QHow can the insurance industry increase resilience as extreme weather events increase? A Resilience is a difficult question as - other than short term, reactive weather information to mitigate their ongoing risk - ultimately the weather will do what it will do. However, for companies to better understand and manage their exposure, with better analysis and quantification of appropriate risk for a time and place based upon the likely or expected weather, is extremely beneficial. Specifically, breaking down the driving forces and impact of individual weather components, heavy rainfall patterns for example, can better inform insurers further in advance than ever before. Understanding that the changing climate is likely to drive weather patterns which have not been seen before, and therefore their risks have not been quantified, is a new important concept.

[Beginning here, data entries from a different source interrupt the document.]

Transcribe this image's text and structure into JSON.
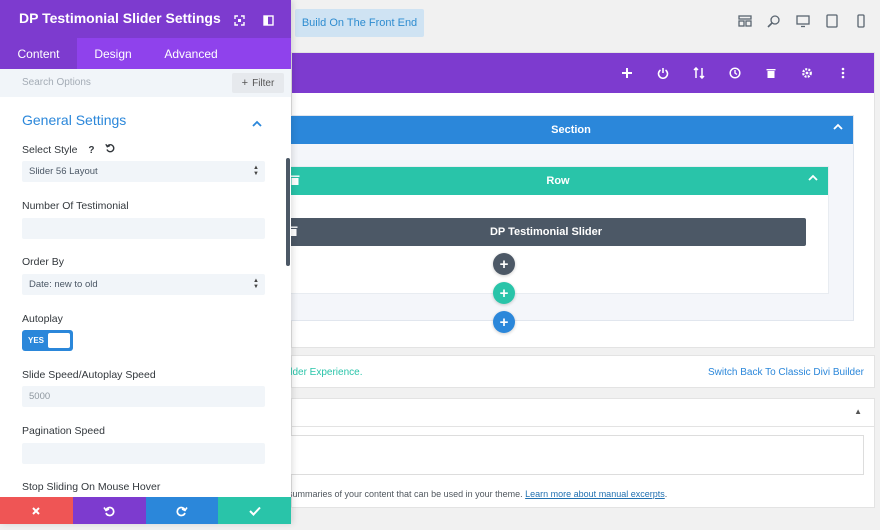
{
  "panel": {
    "title": "DP Testimonial Slider Settings",
    "tabs": [
      "Content",
      "Design",
      "Advanced"
    ],
    "search_placeholder": "Search Options",
    "filter_label": "Filter",
    "group_title": "General Settings",
    "fields": {
      "select_style": {
        "label": "Select Style",
        "value": "Slider 56 Layout"
      },
      "number_of_testimonial": {
        "label": "Number Of Testimonial",
        "value": ""
      },
      "order_by": {
        "label": "Order By",
        "value": "Date: new to old"
      },
      "autoplay": {
        "label": "Autoplay",
        "toggle_text": "YES"
      },
      "slide_speed": {
        "label": "Slide Speed/Autoplay Speed",
        "value": "5000"
      },
      "pagination_speed": {
        "label": "Pagination Speed",
        "value": ""
      },
      "stop_sliding": {
        "label": "Stop Sliding On Mouse Hover"
      }
    },
    "help_icon": "question-icon",
    "reset_icon": "reset-icon"
  },
  "topbar": {
    "front_end_button": "Build On The Front End",
    "view_icons": [
      "wireframe-icon",
      "zoom-icon",
      "desktop-icon",
      "tablet-icon",
      "phone-icon"
    ]
  },
  "builder": {
    "section_label": "Section",
    "row_label": "Row",
    "module_label": "DP Testimonial Slider"
  },
  "info": {
    "left_text": "ilder Experience.",
    "right_link": "Switch Back To Classic Divi Builder"
  },
  "excerpt": {
    "note_text": "summaries of your content that can be used in your theme.",
    "note_link": "Learn more about manual excerpts"
  },
  "colors": {
    "purple": "#7d3bcf",
    "purple_light": "#8f42ec",
    "blue": "#2b87da",
    "teal": "#29c4a9",
    "slate": "#4c5866",
    "red": "#ef5555"
  }
}
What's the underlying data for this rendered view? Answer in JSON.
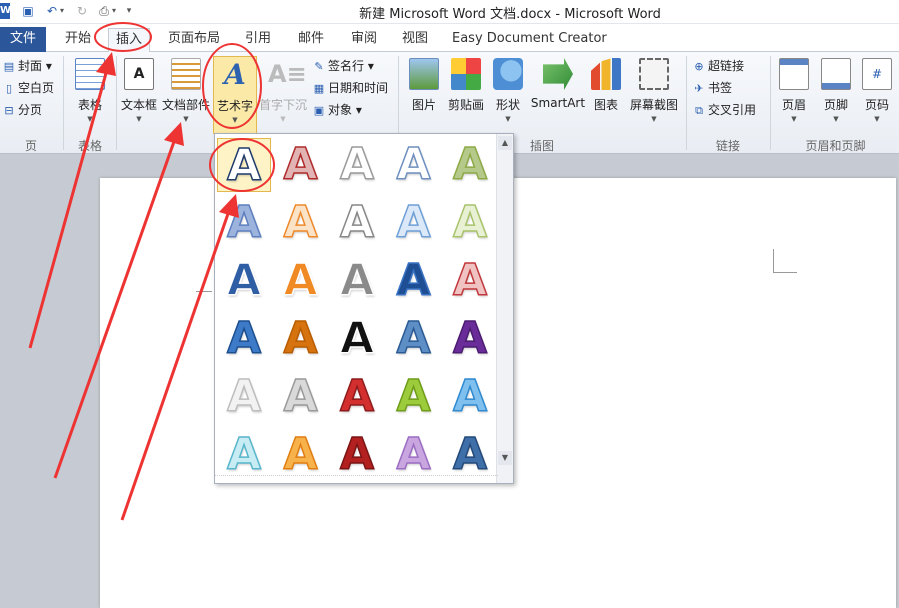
{
  "titlebar": {
    "title": "新建 Microsoft Word 文档.docx  -  Microsoft Word",
    "logo_letter": "W",
    "icons": [
      "save-icon",
      "undo-icon",
      "redo-icon",
      "print-preview-icon",
      "customize-icon"
    ]
  },
  "tabs": {
    "file": "文件",
    "home": "开始",
    "insert": "插入",
    "layout": "页面布局",
    "references": "引用",
    "mailings": "邮件",
    "review": "审阅",
    "view": "视图",
    "easy": "Easy Document Creator"
  },
  "ribbon": {
    "pages": {
      "cover": "封面",
      "blank": "空白页",
      "break": "分页",
      "group": "页"
    },
    "table": {
      "label": "表格",
      "group": "表格"
    },
    "text": {
      "textbox": "文本框",
      "quickparts": "文档部件",
      "wordart": "艺术字",
      "dropcap": "首字下沉",
      "signature": "签名行",
      "datetime": "日期和时间",
      "object": "对象"
    },
    "illustrations": {
      "picture": "图片",
      "clipart": "剪贴画",
      "shapes": "形状",
      "smartart": "SmartArt",
      "chart": "图表",
      "screenshot": "屏幕截图",
      "group": "插图"
    },
    "links": {
      "hyperlink": "超链接",
      "bookmark": "书签",
      "crossref": "交叉引用",
      "group": "链接"
    },
    "headerfooter": {
      "header": "页眉",
      "footer": "页脚",
      "pagenumber": "页码",
      "group": "页眉和页脚"
    }
  },
  "gallery": {
    "letter": "A",
    "styles": [
      {
        "fill": "#ffffff",
        "stroke": "#1f3b6b"
      },
      {
        "fill": "#e2b3b3",
        "stroke": "#b02a2a"
      },
      {
        "fill": "#ffffff",
        "stroke": "#9a9a9a"
      },
      {
        "fill": "#ffffff",
        "stroke": "#6e8fbf"
      },
      {
        "fill": "#b5c98a",
        "stroke": "#8eaa46"
      },
      {
        "fill": "#9cb4dd",
        "stroke": "#5e7fbf"
      },
      {
        "fill": "#fbe3c8",
        "stroke": "#ee8a2c"
      },
      {
        "fill": "#ffffff",
        "stroke": "#888888"
      },
      {
        "fill": "#dbe8f7",
        "stroke": "#6ea0d8"
      },
      {
        "fill": "#e9f1d5",
        "stroke": "#a9c36b"
      },
      {
        "fill": "#2f5ea5",
        "stroke": "#ffffff"
      },
      {
        "fill": "#f08a24",
        "stroke": "#ffffff"
      },
      {
        "fill": "#8a8a8a",
        "stroke": "#ffffff"
      },
      {
        "fill": "#1e4f95",
        "stroke": "#3a73c4"
      },
      {
        "fill": "#f1c2c2",
        "stroke": "#c0383c"
      },
      {
        "fill": "#3d7bc8",
        "stroke": "#1c4f8f"
      },
      {
        "fill": "#d6730f",
        "stroke": "#b85c00"
      },
      {
        "fill": "#111111",
        "stroke": "#ffffff"
      },
      {
        "fill": "#5d8ec5",
        "stroke": "#2b5a94"
      },
      {
        "fill": "#6a2c99",
        "stroke": "#4b1c70"
      },
      {
        "fill": "#f2f2f2",
        "stroke": "#bdbdbd"
      },
      {
        "fill": "#d9d9d9",
        "stroke": "#9a9a9a"
      },
      {
        "fill": "#d32f2f",
        "stroke": "#8e1b1b"
      },
      {
        "fill": "#9ccc3c",
        "stroke": "#6f9c19"
      },
      {
        "fill": "#7fc0ee",
        "stroke": "#2f8ad0"
      },
      {
        "fill": "#c8ecf3",
        "stroke": "#58b6cc"
      },
      {
        "fill": "#f7b24c",
        "stroke": "#e07e10"
      },
      {
        "fill": "#b2201f",
        "stroke": "#7a1414"
      },
      {
        "fill": "#c9a6df",
        "stroke": "#9b6dc3"
      },
      {
        "fill": "#3e6fa8",
        "stroke": "#23497a"
      }
    ]
  }
}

Providing insurers with a range of outcomes or parametric options allows them to manage their risk appetite to whatever the weather throws their way in the future. Improving their portfolio and mitigating some risk.
QMetswift has recently been named a ‘gamechanger’ how are you changing the landscape in regards to weather analysis? A MetSwift is using machine/deep learning to build weather models whose predictions are based on artificial learning of temporal dependence (timeseries data), and handling of temporal structures like trends and seasonality. In doing so, these trends that may not seem obvious to domain experts and traditional algorithms due to the size, complexity, variety and uniformity, become very clear. We let the data tell the story alongside our team of meteorologists and data scientists, who understand, enrich, and pre-process the data; the results are complex, deep learning networks capable of
generating accurate relevant weather insights instantly and further in advance than ever before. We are currently predicting weather 5 years in advance and are working on 10 years.

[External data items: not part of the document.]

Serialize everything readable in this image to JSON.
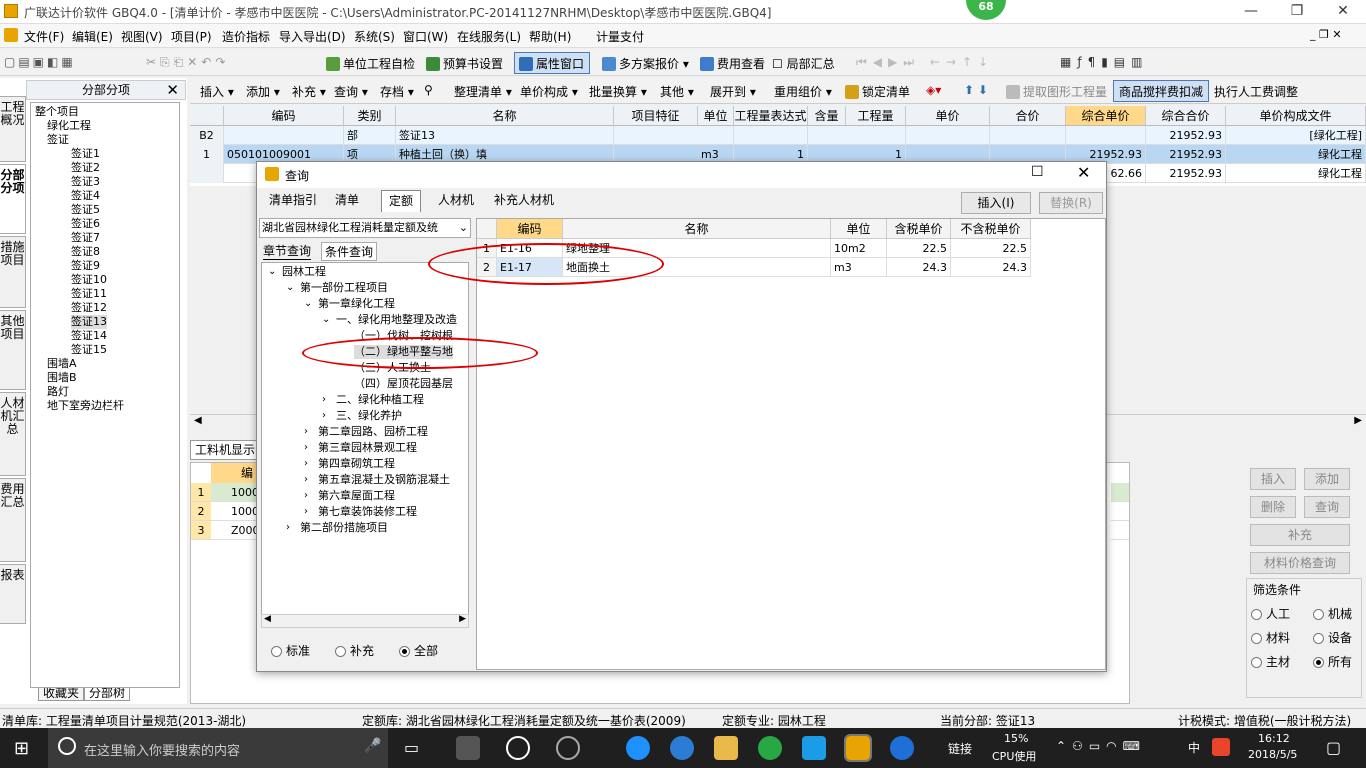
{
  "app": {
    "title": "广联达计价软件 GBQ4.0 - [清单计价 - 孝感市中医医院 - C:\\Users\\Administrator.PC-20141127NRHM\\Desktop\\孝感市中医医院.GBQ4]",
    "badge": "68"
  },
  "menu": [
    "文件(F)",
    "编辑(E)",
    "视图(V)",
    "项目(P)",
    "造价指标",
    "导入导出(D)",
    "系统(S)",
    "窗口(W)",
    "在线服务(L)",
    "帮助(H)",
    "计量支付"
  ],
  "toolbar1": {
    "self_check": "单位工程自检",
    "budget_settings": "预算书设置",
    "property_window": "属性窗口",
    "multi_plan": "多方案报价",
    "fee_view": "费用查看",
    "partial_summary": "局部汇总"
  },
  "toolbar2": {
    "insert": "插入",
    "add": "添加",
    "supplement": "补充",
    "query": "查询",
    "save": "存档",
    "arrange": "整理清单",
    "unit_comp": "单价构成",
    "batch": "批量换算",
    "other": "其他",
    "expand": "展开到",
    "reuse": "重用组价",
    "lock": "锁定清单",
    "extract": "提取图形工程量",
    "mix_deduct": "商品搅拌费扣减",
    "exec_labor": "执行人工费调整"
  },
  "left": {
    "header": "分部分项",
    "tabs": [
      "工程概况",
      "分部分项",
      "措施项目",
      "其他项目",
      "人材机汇总",
      "费用汇总",
      "报表"
    ],
    "tree": [
      {
        "label": "整个项目",
        "indent": 0
      },
      {
        "label": "绿化工程",
        "indent": 1
      },
      {
        "label": "签证",
        "indent": 1,
        "exp": "-"
      },
      {
        "label": "签证1",
        "indent": 3
      },
      {
        "label": "签证2",
        "indent": 3
      },
      {
        "label": "签证3",
        "indent": 3
      },
      {
        "label": "签证4",
        "indent": 3
      },
      {
        "label": "签证5",
        "indent": 3
      },
      {
        "label": "签证6",
        "indent": 3
      },
      {
        "label": "签证7",
        "indent": 3
      },
      {
        "label": "签证8",
        "indent": 3
      },
      {
        "label": "签证9",
        "indent": 3
      },
      {
        "label": "签证10",
        "indent": 3
      },
      {
        "label": "签证11",
        "indent": 3
      },
      {
        "label": "签证12",
        "indent": 3
      },
      {
        "label": "签证13",
        "indent": 3,
        "sel": true
      },
      {
        "label": "签证14",
        "indent": 3
      },
      {
        "label": "签证15",
        "indent": 3
      },
      {
        "label": "围墙A",
        "indent": 1
      },
      {
        "label": "围墙B",
        "indent": 1
      },
      {
        "label": "路灯",
        "indent": 1
      },
      {
        "label": "地下室旁边栏杆",
        "indent": 1
      }
    ],
    "bottom_tabs": [
      "收藏夹",
      "分部树"
    ]
  },
  "grid": {
    "headers": [
      "编码",
      "类别",
      "名称",
      "项目特征",
      "单位",
      "工程量表达式",
      "含量",
      "工程量",
      "单价",
      "合价",
      "综合单价",
      "综合合价",
      "单价构成文件"
    ],
    "rows": [
      {
        "no": "B2",
        "code": "",
        "type": "部",
        "name": "签证13",
        "unit": "",
        "expr": "",
        "qty": "",
        "price": "",
        "total": "",
        "cp": "",
        "ct": "21952.93",
        "file": "[绿化工程]"
      },
      {
        "no": "1",
        "code": "050101009001",
        "type": "项",
        "name": "种植土回（换）填",
        "unit": "m3",
        "expr": "1",
        "qty": "1",
        "price": "",
        "total": "",
        "cp": "21952.93",
        "ct": "21952.93",
        "file": "绿化工程"
      },
      {
        "no": "",
        "code": "",
        "type": "",
        "name": "",
        "unit": "",
        "expr": "",
        "qty": "",
        "price": "",
        "total": "",
        "cp": "62.66",
        "ct": "21952.93",
        "file": "绿化工程"
      }
    ]
  },
  "lower": {
    "tab": "工料机显示",
    "col": "编码",
    "rows": [
      "10000",
      "10000",
      "Z000"
    ]
  },
  "right_buttons": {
    "insert": "插入",
    "add": "添加",
    "delete": "删除",
    "query": "查询",
    "supplement": "补充",
    "material_query": "材料价格查询",
    "filter_title": "筛选条件",
    "filters": [
      "人工",
      "机械",
      "材料",
      "设备",
      "主材",
      "所有"
    ]
  },
  "dialog": {
    "title": "查询",
    "tabs": [
      "清单指引",
      "清单",
      "定额",
      "人材机",
      "补充人材机"
    ],
    "insert_btn": "插入(I)",
    "replace_btn": "替换(R)",
    "library": "湖北省园林绿化工程消耗量定额及统",
    "subtabs": [
      "章节查询",
      "条件查询"
    ],
    "tree": [
      {
        "label": "园林工程",
        "level": 0,
        "exp": "v"
      },
      {
        "label": "第一部份工程项目",
        "level": 1,
        "exp": "v"
      },
      {
        "label": "第一章绿化工程",
        "level": 2,
        "exp": "v"
      },
      {
        "label": "一、绿化用地整理及改造",
        "level": 3,
        "exp": "v"
      },
      {
        "label": "（一）伐树、挖树根",
        "level": 4
      },
      {
        "label": "（二）绿地平整与地",
        "level": 4,
        "sel": true
      },
      {
        "label": "（三）人工换土",
        "level": 4
      },
      {
        "label": "（四）屋顶花园基层",
        "level": 4
      },
      {
        "label": "二、绿化种植工程",
        "level": 3,
        "exp": ">"
      },
      {
        "label": "三、绿化养护",
        "level": 3,
        "exp": ">"
      },
      {
        "label": "第二章园路、园桥工程",
        "level": 2,
        "exp": ">"
      },
      {
        "label": "第三章园林景观工程",
        "level": 2,
        "exp": ">"
      },
      {
        "label": "第四章砌筑工程",
        "level": 2,
        "exp": ">"
      },
      {
        "label": "第五章混凝土及钢筋混凝土",
        "level": 2,
        "exp": ">"
      },
      {
        "label": "第六章屋面工程",
        "level": 2,
        "exp": ">"
      },
      {
        "label": "第七章装饰装修工程",
        "level": 2,
        "exp": ">"
      },
      {
        "label": "第二部份措施项目",
        "level": 1,
        "exp": ">"
      }
    ],
    "radios": [
      "标准",
      "补充",
      "全部"
    ],
    "table": {
      "headers": [
        "编码",
        "名称",
        "单位",
        "含税单价",
        "不含税单价"
      ],
      "rows": [
        {
          "no": "1",
          "code": "E1-16",
          "name": "绿地整理",
          "unit": "10m2",
          "tax": "22.5",
          "notax": "22.5"
        },
        {
          "no": "2",
          "code": "E1-17",
          "name": "地面换土",
          "unit": "m3",
          "tax": "24.3",
          "notax": "24.3"
        }
      ]
    }
  },
  "status": {
    "list_lib": "清单库: 工程量清单项目计量规范(2013-湖北)",
    "quota_lib": "定额库: 湖北省园林绿化工程消耗量定额及统一基价表(2009)",
    "quota_major": "定额专业: 园林工程",
    "current": "当前分部: 签证13",
    "tax_mode": "计税模式: 增值税(一般计税方法)"
  },
  "taskbar": {
    "search": "在这里输入你要搜索的内容",
    "link": "链接",
    "cpu": "15%",
    "cpu_label": "CPU使用",
    "time": "16:12",
    "date": "2018/5/5",
    "ime": "中"
  }
}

QDo you think the insurance industry is utilising the meteorological intelligence available or do you feel traditional methods and skills are still relied upon? A The majority are not, yet! As climate-related changes, awareness and impact proliferate at speed, most are recognising the need to quantify climate risk and provide quote and premium consistency, but are unsure of how to access accurate resources. Risk directors, underwriters and brokers are asking how the existential, global and most perilous crisis of our age will impact business, and how they can navigate this – MetSwift.live can to show them. Importantly, MetSwift provide the weather and risk insight so users can apply their domain expertise and create solutions for themselves, other weather providers simply provide the data, often complex, rarely instant and not specific to the enquiry made by the user.
QWhat is Metlive and what impact will this have on underwriters? A MetSwift.live is our unique and proprietary platform that delivers instant weather insights anywhere in the world up to 5 years in advance. The results enhance the underwriter’s ability to utilise intelligent weather insights with statistical and predictive modelling, meaning that substantial losses can potentially be minimised, climate changes can be quantified and consistency of portfolio can be achieved. The simplicity and ease of use of the results on the platform allow users to take what they need with minimal digestion and can therefore make quicker, more informed decisions.

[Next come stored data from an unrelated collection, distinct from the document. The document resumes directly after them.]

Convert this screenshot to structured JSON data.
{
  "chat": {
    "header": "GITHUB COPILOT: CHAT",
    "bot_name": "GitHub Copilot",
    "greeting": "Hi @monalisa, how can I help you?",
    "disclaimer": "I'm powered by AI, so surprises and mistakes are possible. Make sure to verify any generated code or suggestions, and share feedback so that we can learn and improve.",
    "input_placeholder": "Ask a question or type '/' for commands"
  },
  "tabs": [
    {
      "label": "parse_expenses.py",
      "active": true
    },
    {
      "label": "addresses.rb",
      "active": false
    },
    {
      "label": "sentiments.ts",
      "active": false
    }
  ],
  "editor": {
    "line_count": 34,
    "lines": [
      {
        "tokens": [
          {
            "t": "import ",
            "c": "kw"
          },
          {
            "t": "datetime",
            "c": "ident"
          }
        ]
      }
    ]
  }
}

QAs unintelligible weather data becomes a thing of the past and the role of AI increases what do you predict for the future? A The world will move away from statistical information and analysis, and look towards predictive algorithms for answers. The key is to learn from the past to predict the future, not look at the past to infer it. Critically, as the change in climate accelerates in both its non-uniformity and non-linearity globally, historical data will become less and less relevant and therefore useful. Industries must move towards understanding the trends from historical data but let the algorithms turn these trends into actuals.